En 1846, à l'époque où Antoine Dandoy s'implante à Aïn-Témouchent, ce n'était qu'un petit bourg ou douar traversé par l'oued Sénane et un simple poste militaire créé depuis trois ans et commandé par le capitaine Safrané. Carrefour stratégique au débouché de vallées, le poste militaire d'Aïn-Témouchent contrôle les routes de Tlemcen, Sidi-Bel-Abbès et Oran. Le capitaine Safrané s'attachera à faire de ce poste une petite agglomération dans ce qui n'était que pierrailles, lentisques et palmiers nains.

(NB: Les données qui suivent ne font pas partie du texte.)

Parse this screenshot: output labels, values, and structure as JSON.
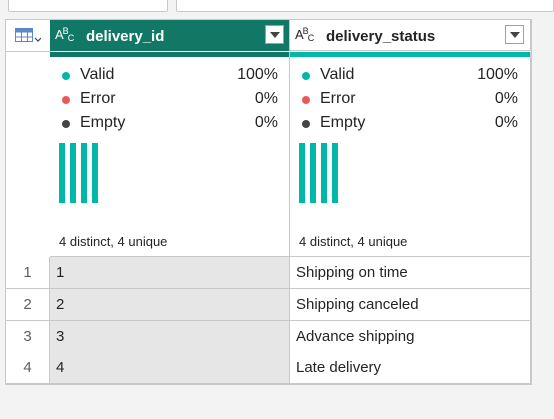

Il fallait donc beaucoup d'esprit d'entreprise pour se lancer dans l'agriculture. Il faut rappeler qu'Antoine Dandoy débuta son exploitation en logeant dans les baraquements militaires et n'eut à sa disposition qu'une surface modique de 70 ares. Ce modeste départ ne l'empêcha pas de construire un moulin et quelques mois après son arrivée, dès 1847, de mettre en culture un grand jardin potager et de planter 200 arbres fruitiers. Le 20 octobre 1852, il obtint une concession de 20 ha de terres labourables. Rapidement des liens se tissent avec la population et un premier courant commercial local se crée encouragé par un marabout du voisinage. Quelques années plus tard le décès de sa mère le rappellera en Belgique.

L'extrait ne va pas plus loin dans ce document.